Deniz Yücel gazetecidir, eleştiren ve rahat durmayan bir gazeteci. Ne daha fazla, ne de daha az. Lütfen, serbest bırakın Deniz’i. Deniz kendiliğinden gidip teslim oldu ve ülkenizde bir hukuk devleti olarak adil bir yargılama yapılacağına güvenerek.
Deniz sorgu makamlarıyla beraber çalışır.
Dininizin temel direği Kuran’dır. En güzel surelerden biri olan 55. surede çok merhametli olan Allah’ın dünyayı yaratışı anlatılır: ‘Önce insanı yarattı, sonra güneş ve yıldızlar ile gökyüzünü ve sonunda artık insanlar arasında adaleti sağlayacak olan tartıyı. İnsanlar ile ilgili bir yargıda bulunacaksanız eğer, Allah inananlardan bunu talep eder, o zaman adil karar veriniz.’
Cevabınızın beni sevindirmesi umuduyla.
Saygılarımla
Ulf Poschardt”
Kampanya başlatılmıştı
Yücel’in tutuklanmasının hayal kırıklığına yol açtığını belirten Almanya Başbakanı Angela Merkel, kararı ‘orantısız’ olarak nitelemişti.

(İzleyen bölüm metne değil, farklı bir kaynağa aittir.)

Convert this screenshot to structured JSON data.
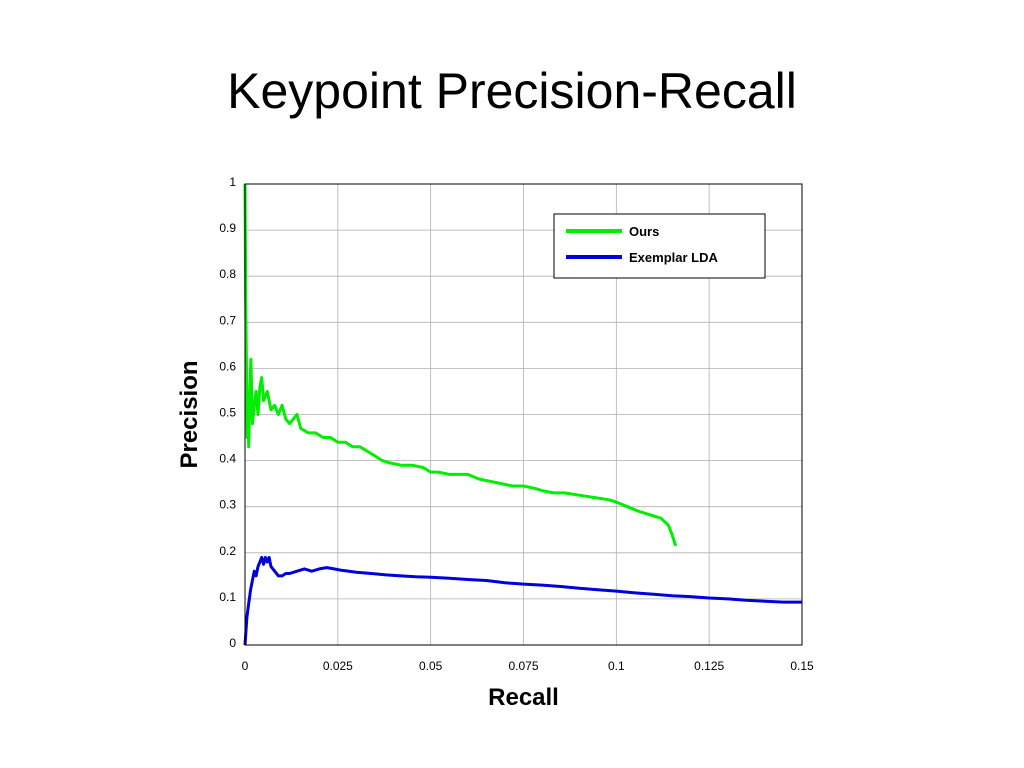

Alman medyası da Yücel ve tutuklu diğer gazetecilerin serbest bırakılması için ‘seferberlik’ başlatmıştı.
Ne olmuştu?
Sabah gazetesi, aralarında Diken’in eski editörü Tunca Öğreten’in de bulunduğu altı gazetecinin gözaltına alındığı 25 Aralık günü yaptığı haberinde, dokuz isme yönelik gözaltı ve yakalama kararı çıkarıldığını, beş kişinin gözaltına alındığını, üç şüphelinin de yurt dışında olduğunu yazmıştı.
Gözaltı listesindeki isimler Fatih Yağmur, Deniz Yücel, Hünkar Alican Duman, Ömer Çelik, Metin Yoksu, Tunca İlker Öğreten, Eray Sargın, Mahir Kanaat ve Derya Okatan olarak duyurulmuştu.
Haberde, gözaltına alınan gazetecilerin RedHack’in sosyal medyada propagandasını yapmak ve ‘algı yönetimi’nde bulunmak suretiyle ‘terör örgütü üyeliği’ ve ‘kişisel verilerin kaydedilmesi ve yayılması’yla suçlandığı belirtilmişti.